Ровно через три месяца после открытия мастерской, Тимосфен принял приглашение своего приемного сына по– сетить ее. Если учесть, что он никогда не захаживал даже в свои собственные мастерские, то этот его шаг был лучшим свидетельством той любви, что он питал к юноше. В сущности, он согласился с явной неохотой, опасаясь обвинений в меркантильности, однако к этому времени все Афины знали – или, по крайней мере, полагали, – что он ни обола не вложил в это предприятие. Ибо Алкивиад не постеснялся пустить слух, что те два таланта, понадобившиеся для основания этой новой прекрасной эргастерии, Аристон получил непосредственно от него. И когда взбешенный юноша бросился за разъяснениями к Орхомену, он обнаружил, что племянник Перикла ничуть не солгал.
– Ну и где же еще, по-твоему, я мог раздобыть целых два таланта за такое короткое время, калон? – спокойно осведомился Орхомен.
– Они должны были быть у тебя самого! – бушевал Аристон. – Судя по тому, сколько ты уже заработал, не говоря уж о том, сколько ты сверх того украл, у тебя должно быть не менее десяти талантов. Почему…

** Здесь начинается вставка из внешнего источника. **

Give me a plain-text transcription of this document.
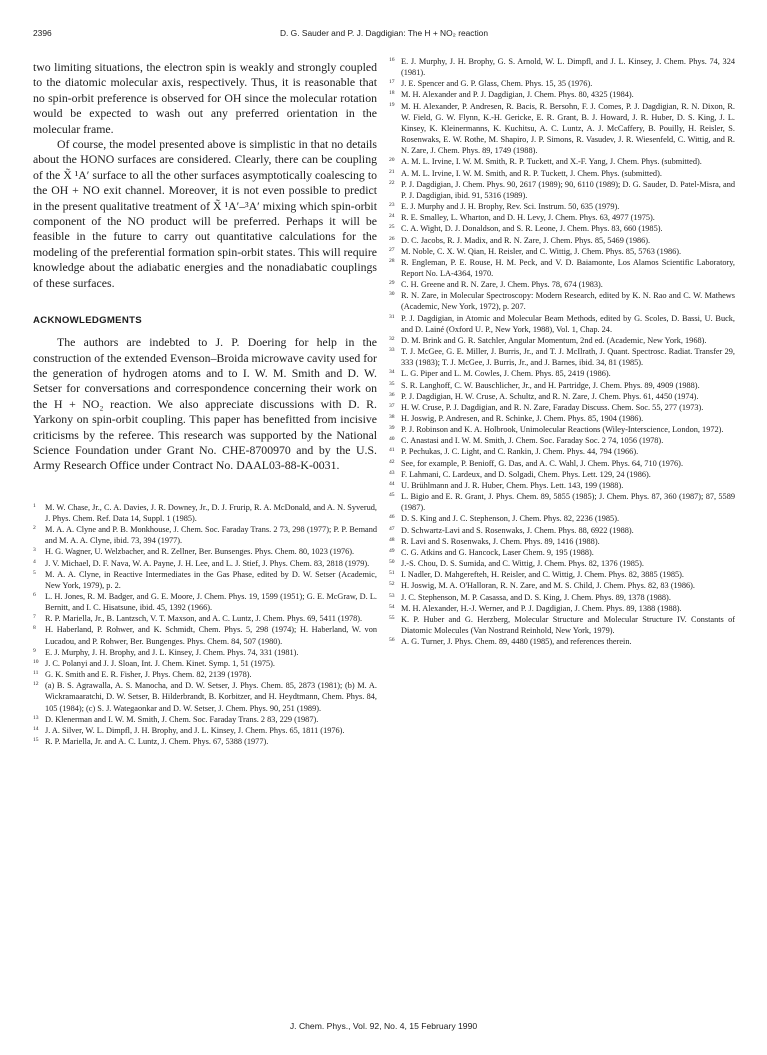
2396	D. G. Sauder and P. J. Dagdigian: The H + NO₂ reaction

two limiting situations, the electron spin is weakly and strongly coupled to the diatomic molecular axis, respectively. Thus, it is reasonable that no spin-orbit preference is observed for OH since the molecular rotation would be expected to wash out any preferred orientation in the molecular frame.

Of course, the model presented above is simplistic in that no details about the HONO surfaces are considered. Clearly, there can be coupling of the X̃ ¹A′ surface to all the other surfaces asymptotically coalescing to the OH + NO exit channel. Moreover, it is not even possible to predict in the present qualitative treatment of X̃ ¹A′–³A′ mixing which spin-orbit component of the NO product will be preferred. Perhaps it will be feasible in the future to carry out quantitative calculations for the modeling of the preferential formation spin-orbit states. This will require knowledge about the adiabatic energies and the nonadiabatic couplings of these surfaces.

ACKNOWLEDGMENTS

The authors are indebted to J. P. Doering for help in the construction of the extended Evenson–Broida microwave cavity used for the generation of hydrogen atoms and to I. W. M. Smith and D. W. Setser for conversations and correspondence concerning their work on the H + NO₂ reaction. We also appreciate discussions with D. R. Yarkony on spin-orbit coupling. This paper has benefitted from incisive criticisms by the referee. This research was supported by the National Science Foundation under Grant No. CHE-8700970 and by the U.S. Army Research Office under Contract No. DAAL03-88-K-0031.

1 M. W. Chase, Jr., C. A. Davies, J. R. Downey, Jr., D. J. Frurip, R. A. McDonald, and A. N. Syverud, J. Phys. Chem. Ref. Data 14, Suppl. 1 (1985).
2 M. A. A. Clyne and P. B. Monkhouse, J. Chem. Soc. Faraday Trans. 2 73, 298 (1977); P. P. Bemand and M. A. A. Clyne, ibid. 73, 394 (1977).
3 H. G. Wagner, U. Welzbacher, and R. Zellner, Ber. Bunsenges. Phys. Chem. 80, 1023 (1976).
4 J. V. Michael, D. F. Nava, W. A. Payne, J. H. Lee, and L. J. Stief, J. Phys. Chem. 83, 2818 (1979).
5 M. A. A. Clyne, in Reactive Intermediates in the Gas Phase, edited by D. W. Setser (Academic, New York, 1979), p. 2.
6 L. H. Jones, R. M. Badger, and G. E. Moore, J. Chem. Phys. 19, 1599 (1951); G. E. McGraw, D. L. Bernitt, and I. C. Hisatsune, ibid. 45, 1392 (1966).
7 R. P. Mariella, Jr., B. Lantzsch, V. T. Maxson, and A. C. Luntz, J. Chem. Phys. 69, 5411 (1978).
8 H. Haberland, P. Rohwer, and K. Schmidt, Chem. Phys. 5, 298 (1974); H. Haberland, W. von Lucadou, and P. Rohwer, Ber. Bungenges. Phys. Chem. 84, 507 (1980).
9 E. J. Murphy, J. H. Brophy, and J. L. Kinsey, J. Chem. Phys. 74, 331 (1981).
10 J. C. Polanyi and J. J. Sloan, Int. J. Chem. Kinet. Symp. 1, 51 (1975).
11 G. K. Smith and E. R. Fisher, J. Phys. Chem. 82, 2139 (1978).
12 (a) B. S. Agrawalla, A. S. Manocha, and D. W. Setser, J. Phys. Chem. 85, 2873 (1981); (b) M. A. Wickramaaratchi, D. W. Setser, B. Hilderbrandt, B. Korbitzer, and H. Heydtmann, Chem. Phys. 84, 105 (1984); (c) S. J. Wategaonkar and D. W. Setser, J. Chem. Phys. 90, 251 (1989).
13 D. Klenerman and I. W. M. Smith, J. Chem. Soc. Faraday Trans. 2 83, 229 (1987).
14 J. A. Silver, W. L. Dimpfl, J. H. Brophy, and J. L. Kinsey, J. Chem. Phys. 65, 1811 (1976).
15 R. P. Mariella, Jr. and A. C. Luntz, J. Chem. Phys. 67, 5388 (1977).
16 E. J. Murphy, J. H. Brophy, G. S. Arnold, W. L. Dimpfl, and J. L. Kinsey, J. Chem. Phys. 74, 324 (1981).
17 J. E. Spencer and G. P. Glass, Chem. Phys. 15, 35 (1976).
18 M. H. Alexander and P. J. Dagdigian, J. Chem. Phys. 80, 4325 (1984).
19 M. H. Alexander, P. Andresen, R. Bacis, R. Bersohn, F. J. Comes, P. J. Dagdigian, R. N. Dixon, R. W. Field, G. W. Flynn, K.-H. Gericke, E. R. Grant, B. J. Howard, J. R. Huber, D. S. King, J. L. Kinsey, K. Kleinermanns, K. Kuchitsu, A. C. Luntz, A. J. McCaffery, B. Pouilly, H. Reisler, S. Rosenwaks, E. W. Rothe, M. Shapiro, J. P. Simons, R. Vasudev, J. R. Wiesenfeld, C. Wittig, and R. N. Zare, J. Chem. Phys. 89, 1749 (1988).
20 A. M. L. Irvine, I. W. M. Smith, R. P. Tuckett, and X.-F. Yang, J. Chem. Phys. (submitted).
21 A. M. L. Irvine, I. W. M. Smith, and R. P. Tuckett, J. Chem. Phys. (submitted).
22 P. J. Dagdigian, J. Chem. Phys. 90, 2617 (1989); 90, 6110 (1989); D. G. Sauder, D. Patel-Misra, and P. J. Dagdigian, ibid. 91, 5316 (1989).
23 E. J. Murphy and J. H. Brophy, Rev. Sci. Instrum. 50, 635 (1979).
24 R. E. Smalley, L. Wharton, and D. H. Levy, J. Chem. Phys. 63, 4977 (1975).
25 C. A. Wight, D. J. Donaldson, and S. R. Leone, J. Chem. Phys. 83, 660 (1985).
26 D. C. Jacobs, R. J. Madix, and R. N. Zare, J. Chem. Phys. 85, 5469 (1986).
27 M. Noble, C. X. W. Qian, H. Reisler, and C. Wittig, J. Chem. Phys. 85, 5763 (1986).
28 R. Engleman, P. E. Rouse, H. M. Peck, and V. D. Baiamonte, Los Alamos Scientific Laboratory, Report No. LA-4364, 1970.
29 C. H. Greene and R. N. Zare, J. Chem. Phys. 78, 674 (1983).
30 R. N. Zare, in Molecular Spectroscopy: Modern Research, edited by K. N. Rao and C. W. Mathews (Academic, New York, 1972), p. 207.
31 P. J. Dagdigian, in Atomic and Molecular Beam Methods, edited by G. Scoles, D. Bassi, U. Buck, and D. Lainé (Oxford U. P., New York, 1988), Vol. 1, Chap. 24.
32 D. M. Brink and G. R. Satchler, Angular Momentum, 2nd ed. (Academic, New York, 1968).
33 T. J. McGee, G. E. Miller, J. Burris, Jr., and T. J. McIlrath, J. Quant. Spectrosc. Radiat. Transfer 29, 333 (1983); T. J. McGee, J. Burris, Jr., and J. Barnes, ibid. 34, 81 (1985).
34 L. G. Piper and L. M. Cowles, J. Chem. Phys. 85, 2419 (1986).
35 S. R. Langhoff, C. W. Bauschlicher, Jr., and H. Partridge, J. Chem. Phys. 89, 4909 (1988).
36 P. J. Dagdigian, H. W. Cruse, A. Schultz, and R. N. Zare, J. Chem. Phys. 61, 4450 (1974).
37 H. W. Cruse, P. J. Dagdigian, and R. N. Zare, Faraday Discuss. Chem. Soc. 55, 277 (1973).
38 H. Joswig, P. Andresen, and R. Schinke, J. Chem. Phys. 85, 1904 (1986).
39 P. J. Robinson and K. A. Holbrook, Unimolecular Reactions (Wiley-Interscience, London, 1972).
40 C. Anastasi and I. W. M. Smith, J. Chem. Soc. Faraday Soc. 2 74, 1056 (1978).
41 P. Pechukas, J. C. Light, and C. Rankin, J. Chem. Phys. 44, 794 (1966).
42 See, for example, P. Benioff, G. Das, and A. C. Wahl, J. Chem. Phys. 64, 710 (1976).
43 F. Lahmani, C. Lardeux, and D. Solgadi, Chem. Phys. Lett. 129, 24 (1986).
44 U. Brühlmann and J. R. Huber, Chem. Phys. Lett. 143, 199 (1988).
45 L. Bigio and E. R. Grant, J. Phys. Chem. 89, 5855 (1985); J. Chem. Phys. 87, 360 (1987); 87, 5589 (1987).
46 D. S. King and J. C. Stephenson, J. Chem. Phys. 82, 2236 (1985).
47 D. Schwartz-Lavi and S. Rosenwaks, J. Chem. Phys. 88, 6922 (1988).
48 R. Lavi and S. Rosenwaks, J. Chem. Phys. 89, 1416 (1988).
49 C. G. Atkins and G. Hancock, Laser Chem. 9, 195 (1988).
50 J.-S. Chou, D. S. Sumida, and C. Wittig, J. Chem. Phys. 82, 1376 (1985).
51 I. Nadler, D. Mahgerefteh, H. Reisler, and C. Wittig, J. Chem. Phys. 82, 3885 (1985).
52 H. Joswig, M. A. O'Halloran, R. N. Zare, and M. S. Child, J. Chem. Phys. 82, 83 (1986).
53 J. C. Stephenson, M. P. Casassa, and D. S. King, J. Chem. Phys. 89, 1378 (1988).
54 M. H. Alexander, H.-J. Werner, and P. J. Dagdigian, J. Chem. Phys. 89, 1388 (1988).
55 K. P. Huber and G. Herzberg, Molecular Structure and Molecular Structure IV. Constants of Diatomic Molecules (Van Nostrand Reinhold, New York, 1979).
56 A. G. Turner, J. Phys. Chem. 89, 4480 (1985), and references therein.
J. Chem. Phys., Vol. 92, No. 4, 15 February 1990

– Потому что я по уши в долгах, – ухмыльнулся Орхомен. – Видишь ли, мой прекрасный юноша, чтобы разбогатеть, человек должен обладать двумя качествами: умением зарабатывать деньги и умением сохранять их. Я доказал, что первое из них у меня есть. Но что касается второго… Клянусь Аидом, мой мальчик! В умении находить самых жадных девок…
– И мальчиков! – фыркнул Аристон.
– Да, и мальчиков, мой милый святоша. А что в этом плохого? Как говаривал твой дядя Ипполит, они, по крайней мере, никогда не заявляются с раздувшимся животом, чтобы наградить тебя урожаем, чьи семена были посеяны кем-то другим. Так о чем бишь я? Ах да, так вот, в умении находить самых жадных девок, самых привередливых маленьких педерастов и самых тихоходных лошадей мне нет равных. Все сводится к элементарному сложению и вычитанию. Да, я зарабатываю много денег, но при этом я трачу вдвое больше.
– Тебе следовало бы сидеть дома с Таргелией! – заявил Аристон.
– Ну разумеется. Но понимаешь, она нагоняет на меня скуку. Просто невыносимую скуку. А когда мне становится слишком скучно, я не могу удержаться от того, чтобы не мучить ее. Поэтому, чтобы ее совсем не убить – а я наверняка бы убил ее, если бы мне пришлось две ночи подряд выносить ее скулеж, ее гнусную плаксивую физиономию и этот ее собачий взгляд, – я и держусь от нее подальше. Но это мне дорого обходится. У меня такой изысканный вкус!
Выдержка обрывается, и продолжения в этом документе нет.